Figure 2 Authentication for one API call.

However, if you need to execute multiple API call on the same dataset, a more useful method is to insert the username and password directly in the two appropriate fields on top of swagger interface (they are framed in red in Figure 3).


Figure 3 Authentication for multiple API call.

If you use the Command Line Interface.

Open a shell on your workstation and use a tool like curl or wget, with the appropriate options:


Specify the request method (GET)

--header, -H

Add extra header information to be included in the request.

Note that the --header option is used twice: The first to receive the answer in text/html format, the second to provide the credentials required to access protected content.

curl -X GET --header 'Accept: text/html' --header 'Authorization: Basic dGVzdDp0ZXN0aGFsbG8=' ''

OAuth2 authentication

OAuth2 authentication can be used in all the Datasets in the Mobility Domain that are marked with the This dataset requires authorisation badge, so pick one dataset and go to its swagger interface, whose URL is provided together with the information of the dataset.


As of Feb 06, 2019, authentication is not yet publicly available, so the following guidelines can not yet be put in practice.

If you use a browser

Make sure you have obtained a valid username and password, then open the /rest/refresh-token method and write you username and password in the two user and pw fields, respectively, as shown in Figure 4.


Figure 4 Request a new OAuth2 token.

If your credentials are valid, you will receive a new token, otherwise the response will be a 401 Unauthorized error message.

The token you received can be used in any of the API’s methods that require authorisation.
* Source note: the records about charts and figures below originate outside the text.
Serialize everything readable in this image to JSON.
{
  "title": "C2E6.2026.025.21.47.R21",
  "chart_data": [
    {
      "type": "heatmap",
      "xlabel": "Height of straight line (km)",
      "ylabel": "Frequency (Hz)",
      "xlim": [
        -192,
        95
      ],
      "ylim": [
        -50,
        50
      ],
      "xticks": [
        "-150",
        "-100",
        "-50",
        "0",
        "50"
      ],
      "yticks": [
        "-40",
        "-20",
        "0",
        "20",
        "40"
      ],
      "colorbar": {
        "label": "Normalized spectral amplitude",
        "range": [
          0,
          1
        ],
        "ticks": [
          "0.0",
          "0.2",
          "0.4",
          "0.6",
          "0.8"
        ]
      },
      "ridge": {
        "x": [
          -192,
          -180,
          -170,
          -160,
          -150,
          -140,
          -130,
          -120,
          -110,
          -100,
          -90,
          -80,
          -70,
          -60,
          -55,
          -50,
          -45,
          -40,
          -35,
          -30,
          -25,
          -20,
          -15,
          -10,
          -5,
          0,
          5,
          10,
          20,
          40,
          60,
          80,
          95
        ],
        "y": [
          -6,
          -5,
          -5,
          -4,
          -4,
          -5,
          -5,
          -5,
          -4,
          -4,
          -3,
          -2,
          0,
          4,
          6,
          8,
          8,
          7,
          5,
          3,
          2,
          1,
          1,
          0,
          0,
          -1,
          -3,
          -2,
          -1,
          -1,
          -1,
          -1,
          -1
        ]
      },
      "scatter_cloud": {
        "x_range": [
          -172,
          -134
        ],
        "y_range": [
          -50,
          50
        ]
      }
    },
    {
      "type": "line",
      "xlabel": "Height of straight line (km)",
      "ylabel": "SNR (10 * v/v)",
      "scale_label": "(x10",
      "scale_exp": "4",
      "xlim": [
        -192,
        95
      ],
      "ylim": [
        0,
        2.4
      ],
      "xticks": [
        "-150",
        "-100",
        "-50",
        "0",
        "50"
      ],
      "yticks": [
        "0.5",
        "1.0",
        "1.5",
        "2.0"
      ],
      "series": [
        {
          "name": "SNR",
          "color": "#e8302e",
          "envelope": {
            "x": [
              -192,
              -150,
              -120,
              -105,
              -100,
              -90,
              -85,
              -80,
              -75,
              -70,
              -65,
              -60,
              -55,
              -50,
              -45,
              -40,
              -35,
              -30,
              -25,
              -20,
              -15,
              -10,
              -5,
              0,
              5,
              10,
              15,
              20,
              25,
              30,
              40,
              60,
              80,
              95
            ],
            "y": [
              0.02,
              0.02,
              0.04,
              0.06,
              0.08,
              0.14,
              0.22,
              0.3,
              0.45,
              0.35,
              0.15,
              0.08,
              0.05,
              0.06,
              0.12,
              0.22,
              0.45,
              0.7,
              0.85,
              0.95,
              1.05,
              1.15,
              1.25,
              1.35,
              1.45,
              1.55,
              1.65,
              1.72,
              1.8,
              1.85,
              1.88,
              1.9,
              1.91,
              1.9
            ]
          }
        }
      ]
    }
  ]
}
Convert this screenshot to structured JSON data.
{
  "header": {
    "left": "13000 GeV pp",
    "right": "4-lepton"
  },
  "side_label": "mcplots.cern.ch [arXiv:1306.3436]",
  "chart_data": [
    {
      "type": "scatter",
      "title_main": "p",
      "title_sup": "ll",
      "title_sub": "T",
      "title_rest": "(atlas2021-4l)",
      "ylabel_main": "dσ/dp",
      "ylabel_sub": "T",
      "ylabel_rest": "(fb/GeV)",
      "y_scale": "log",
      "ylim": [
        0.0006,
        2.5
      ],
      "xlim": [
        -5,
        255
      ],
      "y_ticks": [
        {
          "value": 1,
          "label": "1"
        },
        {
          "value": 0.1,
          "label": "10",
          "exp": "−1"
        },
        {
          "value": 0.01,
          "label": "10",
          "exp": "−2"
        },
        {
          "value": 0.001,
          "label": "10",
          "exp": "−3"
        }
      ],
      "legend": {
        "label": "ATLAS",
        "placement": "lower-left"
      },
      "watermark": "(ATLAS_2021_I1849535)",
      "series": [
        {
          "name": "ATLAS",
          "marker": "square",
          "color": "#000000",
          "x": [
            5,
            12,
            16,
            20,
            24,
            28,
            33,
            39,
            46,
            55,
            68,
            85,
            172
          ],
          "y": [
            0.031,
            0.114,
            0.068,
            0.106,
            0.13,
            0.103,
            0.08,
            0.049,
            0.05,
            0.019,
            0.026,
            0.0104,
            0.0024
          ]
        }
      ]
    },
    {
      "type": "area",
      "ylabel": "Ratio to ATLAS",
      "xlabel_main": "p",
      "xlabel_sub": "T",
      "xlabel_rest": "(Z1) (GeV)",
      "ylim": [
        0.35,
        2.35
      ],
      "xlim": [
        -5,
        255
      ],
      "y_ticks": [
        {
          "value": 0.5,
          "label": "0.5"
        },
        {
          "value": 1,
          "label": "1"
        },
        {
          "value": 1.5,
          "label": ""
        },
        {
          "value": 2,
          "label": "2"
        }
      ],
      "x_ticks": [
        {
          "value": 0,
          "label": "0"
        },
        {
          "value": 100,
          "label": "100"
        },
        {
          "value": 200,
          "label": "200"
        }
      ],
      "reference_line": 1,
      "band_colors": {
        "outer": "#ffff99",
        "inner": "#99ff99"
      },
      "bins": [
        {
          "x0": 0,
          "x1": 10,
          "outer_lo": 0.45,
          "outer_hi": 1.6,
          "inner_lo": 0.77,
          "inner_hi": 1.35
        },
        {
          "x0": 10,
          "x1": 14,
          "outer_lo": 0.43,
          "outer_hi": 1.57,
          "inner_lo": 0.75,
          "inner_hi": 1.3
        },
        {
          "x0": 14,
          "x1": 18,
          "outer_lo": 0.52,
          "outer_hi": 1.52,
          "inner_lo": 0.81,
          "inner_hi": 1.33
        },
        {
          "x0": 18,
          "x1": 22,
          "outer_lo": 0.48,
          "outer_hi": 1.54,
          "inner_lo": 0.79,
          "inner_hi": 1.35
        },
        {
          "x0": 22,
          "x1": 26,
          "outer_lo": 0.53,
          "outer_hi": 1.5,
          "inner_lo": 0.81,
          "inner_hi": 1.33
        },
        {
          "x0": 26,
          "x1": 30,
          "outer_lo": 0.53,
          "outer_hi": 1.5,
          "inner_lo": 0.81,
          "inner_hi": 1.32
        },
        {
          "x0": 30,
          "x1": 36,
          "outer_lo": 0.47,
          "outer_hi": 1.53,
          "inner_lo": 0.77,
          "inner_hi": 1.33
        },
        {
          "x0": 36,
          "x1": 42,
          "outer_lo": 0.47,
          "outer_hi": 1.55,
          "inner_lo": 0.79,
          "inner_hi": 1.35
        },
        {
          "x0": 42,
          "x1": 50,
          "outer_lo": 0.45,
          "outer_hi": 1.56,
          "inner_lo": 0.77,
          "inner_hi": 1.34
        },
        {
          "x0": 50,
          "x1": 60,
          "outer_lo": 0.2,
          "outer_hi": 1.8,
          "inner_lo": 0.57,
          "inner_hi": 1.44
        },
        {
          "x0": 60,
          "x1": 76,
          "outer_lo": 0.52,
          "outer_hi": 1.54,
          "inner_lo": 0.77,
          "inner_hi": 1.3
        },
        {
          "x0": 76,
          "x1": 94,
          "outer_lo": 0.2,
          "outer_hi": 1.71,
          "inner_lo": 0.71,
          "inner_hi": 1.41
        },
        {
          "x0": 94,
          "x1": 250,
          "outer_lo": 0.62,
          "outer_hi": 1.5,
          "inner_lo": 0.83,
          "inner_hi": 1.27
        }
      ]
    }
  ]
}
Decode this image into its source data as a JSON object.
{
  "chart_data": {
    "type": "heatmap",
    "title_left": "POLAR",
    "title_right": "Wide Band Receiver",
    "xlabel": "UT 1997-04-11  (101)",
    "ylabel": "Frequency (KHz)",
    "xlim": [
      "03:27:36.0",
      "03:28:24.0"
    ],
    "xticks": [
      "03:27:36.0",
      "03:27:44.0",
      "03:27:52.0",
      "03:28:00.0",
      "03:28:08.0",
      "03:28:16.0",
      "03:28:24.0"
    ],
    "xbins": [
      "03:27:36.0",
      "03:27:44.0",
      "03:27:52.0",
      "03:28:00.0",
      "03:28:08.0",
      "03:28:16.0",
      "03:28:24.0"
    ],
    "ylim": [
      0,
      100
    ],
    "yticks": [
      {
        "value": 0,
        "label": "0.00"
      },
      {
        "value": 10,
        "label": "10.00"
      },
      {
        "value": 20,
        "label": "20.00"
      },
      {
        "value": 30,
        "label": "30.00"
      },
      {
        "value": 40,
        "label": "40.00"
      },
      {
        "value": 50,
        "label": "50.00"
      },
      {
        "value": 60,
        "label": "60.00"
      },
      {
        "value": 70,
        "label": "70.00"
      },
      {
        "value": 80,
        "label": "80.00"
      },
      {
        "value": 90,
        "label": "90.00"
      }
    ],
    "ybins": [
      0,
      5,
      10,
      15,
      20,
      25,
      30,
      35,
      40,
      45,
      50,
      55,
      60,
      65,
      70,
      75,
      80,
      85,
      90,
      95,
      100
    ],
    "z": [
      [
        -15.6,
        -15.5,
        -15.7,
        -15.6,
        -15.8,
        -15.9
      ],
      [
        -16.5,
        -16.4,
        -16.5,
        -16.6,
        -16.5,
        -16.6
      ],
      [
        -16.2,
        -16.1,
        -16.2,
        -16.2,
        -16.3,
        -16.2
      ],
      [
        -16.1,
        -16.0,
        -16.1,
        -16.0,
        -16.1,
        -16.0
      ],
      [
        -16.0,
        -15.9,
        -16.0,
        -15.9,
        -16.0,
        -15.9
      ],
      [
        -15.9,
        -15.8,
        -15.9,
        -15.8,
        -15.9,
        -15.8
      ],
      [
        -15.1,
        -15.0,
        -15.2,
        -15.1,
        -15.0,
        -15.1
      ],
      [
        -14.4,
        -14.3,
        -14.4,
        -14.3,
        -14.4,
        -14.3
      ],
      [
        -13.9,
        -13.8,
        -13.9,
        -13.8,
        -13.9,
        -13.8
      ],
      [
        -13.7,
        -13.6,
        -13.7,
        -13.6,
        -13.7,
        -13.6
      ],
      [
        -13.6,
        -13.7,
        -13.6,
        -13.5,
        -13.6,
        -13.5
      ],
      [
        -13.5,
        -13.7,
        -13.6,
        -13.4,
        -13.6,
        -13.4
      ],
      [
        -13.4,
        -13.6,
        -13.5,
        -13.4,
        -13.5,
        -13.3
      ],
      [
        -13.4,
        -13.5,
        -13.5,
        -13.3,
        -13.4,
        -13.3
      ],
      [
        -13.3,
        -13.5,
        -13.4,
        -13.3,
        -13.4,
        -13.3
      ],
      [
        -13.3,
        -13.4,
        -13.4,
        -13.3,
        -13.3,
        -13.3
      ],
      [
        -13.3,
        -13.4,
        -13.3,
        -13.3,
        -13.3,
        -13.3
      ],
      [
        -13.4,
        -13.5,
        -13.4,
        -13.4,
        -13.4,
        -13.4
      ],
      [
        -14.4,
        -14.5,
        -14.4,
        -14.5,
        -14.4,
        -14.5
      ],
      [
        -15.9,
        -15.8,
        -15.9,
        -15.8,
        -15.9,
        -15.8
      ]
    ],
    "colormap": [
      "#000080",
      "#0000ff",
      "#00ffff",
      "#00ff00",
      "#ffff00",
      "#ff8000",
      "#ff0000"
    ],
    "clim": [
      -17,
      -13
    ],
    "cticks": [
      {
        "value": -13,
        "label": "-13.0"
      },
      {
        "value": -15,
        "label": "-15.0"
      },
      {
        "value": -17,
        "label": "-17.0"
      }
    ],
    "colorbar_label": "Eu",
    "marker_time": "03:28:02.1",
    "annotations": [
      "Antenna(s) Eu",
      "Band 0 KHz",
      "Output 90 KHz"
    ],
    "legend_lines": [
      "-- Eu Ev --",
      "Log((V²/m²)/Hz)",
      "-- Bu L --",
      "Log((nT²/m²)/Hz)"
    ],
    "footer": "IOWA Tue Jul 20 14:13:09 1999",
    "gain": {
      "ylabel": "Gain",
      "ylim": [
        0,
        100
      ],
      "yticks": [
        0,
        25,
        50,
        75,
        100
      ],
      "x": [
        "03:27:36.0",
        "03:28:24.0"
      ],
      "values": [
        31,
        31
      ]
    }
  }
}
A sample call is shown in figure Figure 5. Note the syntax of the Autorization parameter: You must use prefix the authentication token with the Bearer string, followed by an empty space, then by the token.


Figure 5 A successful call to a method requiring authentication.

In case you do not respect the Authorization+space+token sequence, use additional separators in the sequence (like Figure 6 shows), or use an invalid token, you will receive an 401 - Unauthorized HTTP response.


Figure 6 A failed call to a method requiring authentication.

If you use the Command Line Interface.

Like in the case of basic authentication, API calls can be done using a tool like curl or wget, with the same -X and --header options, with the slight difference that the --header option is used twice: The first to require the format of the response, the second to provide the credentials.

curl -X GET "" --header "Accept: */*" --header 'Authorization: Bearer <token>'

Make sure to replace the <token> with the actual token you received.